14 Ağustos 2008 Perşembe

Başlangıç

İnsan blog hesabı almadan yazı yazarsa bu normal olur mu, olur.
Mantıklı bir açıklama getirmek istiyorsak (her şeyin başı istemek tabi) bu da mümkün.

Neden, bende sanat ve alt dalları hakkında yazmak için zorlamıyorum kendimi, diye sorduğumdan beri çok uzun zaman geçti. Zor, yazmak zor bu bir, yazdığının değerli görmek fazladan zor, başlamak ya da karar vermekse en zoru oldu benim için.

Sonra işi zevkli hale getirir ve birlikten güç doğar mantığıyla işin içine mr.knownothing’i de katmak beynime dan! diye inince, zoru paylaşır besleniriz çift kafadan diyip, biraz rahatlattım kendimi.
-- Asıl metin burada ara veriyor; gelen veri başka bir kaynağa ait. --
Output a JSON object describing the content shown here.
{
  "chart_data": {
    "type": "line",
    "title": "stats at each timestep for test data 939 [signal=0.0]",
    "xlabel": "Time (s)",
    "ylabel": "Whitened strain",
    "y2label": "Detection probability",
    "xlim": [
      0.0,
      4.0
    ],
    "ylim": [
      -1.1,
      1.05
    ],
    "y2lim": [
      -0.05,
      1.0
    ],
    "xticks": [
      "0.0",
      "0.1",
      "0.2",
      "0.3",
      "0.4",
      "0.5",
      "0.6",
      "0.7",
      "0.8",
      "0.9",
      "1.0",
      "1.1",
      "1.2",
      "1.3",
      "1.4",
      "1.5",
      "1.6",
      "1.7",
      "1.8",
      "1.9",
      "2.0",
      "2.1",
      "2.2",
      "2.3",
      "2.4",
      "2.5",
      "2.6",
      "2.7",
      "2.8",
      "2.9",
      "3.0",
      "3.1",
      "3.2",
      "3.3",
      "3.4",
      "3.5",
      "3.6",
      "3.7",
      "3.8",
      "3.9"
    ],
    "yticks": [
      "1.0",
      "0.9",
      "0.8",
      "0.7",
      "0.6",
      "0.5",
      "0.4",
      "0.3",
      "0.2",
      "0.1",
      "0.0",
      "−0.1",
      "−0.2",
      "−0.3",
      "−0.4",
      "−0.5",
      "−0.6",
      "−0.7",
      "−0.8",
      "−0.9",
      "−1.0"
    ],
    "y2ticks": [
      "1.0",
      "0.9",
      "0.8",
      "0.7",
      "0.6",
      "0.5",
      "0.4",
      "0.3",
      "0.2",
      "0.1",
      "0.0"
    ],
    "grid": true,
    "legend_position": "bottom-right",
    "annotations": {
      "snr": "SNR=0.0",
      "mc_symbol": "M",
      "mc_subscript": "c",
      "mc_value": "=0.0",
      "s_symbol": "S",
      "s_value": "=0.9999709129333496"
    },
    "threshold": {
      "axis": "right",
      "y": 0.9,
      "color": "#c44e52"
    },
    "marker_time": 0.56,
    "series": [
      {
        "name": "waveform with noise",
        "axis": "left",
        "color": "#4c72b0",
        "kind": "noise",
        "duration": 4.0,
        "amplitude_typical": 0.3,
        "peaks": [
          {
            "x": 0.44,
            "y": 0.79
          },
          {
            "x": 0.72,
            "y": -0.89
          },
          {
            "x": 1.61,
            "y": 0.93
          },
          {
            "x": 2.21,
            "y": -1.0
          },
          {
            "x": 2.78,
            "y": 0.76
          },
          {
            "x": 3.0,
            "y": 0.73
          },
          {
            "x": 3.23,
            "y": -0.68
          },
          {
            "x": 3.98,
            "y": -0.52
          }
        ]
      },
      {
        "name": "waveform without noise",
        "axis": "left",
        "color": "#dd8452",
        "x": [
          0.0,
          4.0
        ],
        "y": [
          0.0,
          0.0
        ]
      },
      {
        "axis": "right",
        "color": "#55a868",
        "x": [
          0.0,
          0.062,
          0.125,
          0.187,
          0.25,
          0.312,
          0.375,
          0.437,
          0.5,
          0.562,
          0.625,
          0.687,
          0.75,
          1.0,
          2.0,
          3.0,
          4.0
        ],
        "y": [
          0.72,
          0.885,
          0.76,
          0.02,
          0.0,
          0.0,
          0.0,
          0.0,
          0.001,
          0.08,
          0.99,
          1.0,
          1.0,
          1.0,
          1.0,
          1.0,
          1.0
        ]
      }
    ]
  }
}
Samimi olmak gerekirse eksik bilgi içeren abidik gubidik yazılar yazabilme rahatlığı görmüyorum kendimde. Profesyonellik hiç yok, işte böle bir çelişki…İnsan yanlış bilgi vermekten korkar mı? Ben çok korkuyorum sayın okuyucu ama fark etmeden kaybedersem kendimi bilmediğim konularda atıp tutarsam, sen de boş bilgi diyip geçiver de benim vicdanım rahat olsun.

Buraya kadar yazdıklarımdan sanma ki fularlı sanat eleştirmenleri gibi yazılar yazacağım ya da kendimi aşabileceğim. Cık yapamam, zorla bile olmaz. Hem gerginlik hiç sevmediğim bir şey hem de ne gerek var ki…

Ne hakkında yazarız?

Sanat ıvır zıvır. Resim, heykel vs. (plastik sanatlar, bu isimde hep kuşkuyla baktığım bir ikili) tabi güzel sanatların tasarım kaynaklı alanlarından da sıçrar. Sinema, kitaplar, müzik gibi gider herhalde sınırda çizmek hoş değil sanki. Mr.knownothing ile sohbetlerimizden ne çıkarsa, ne heyecanlı gelirse diyebilirim şimdilik.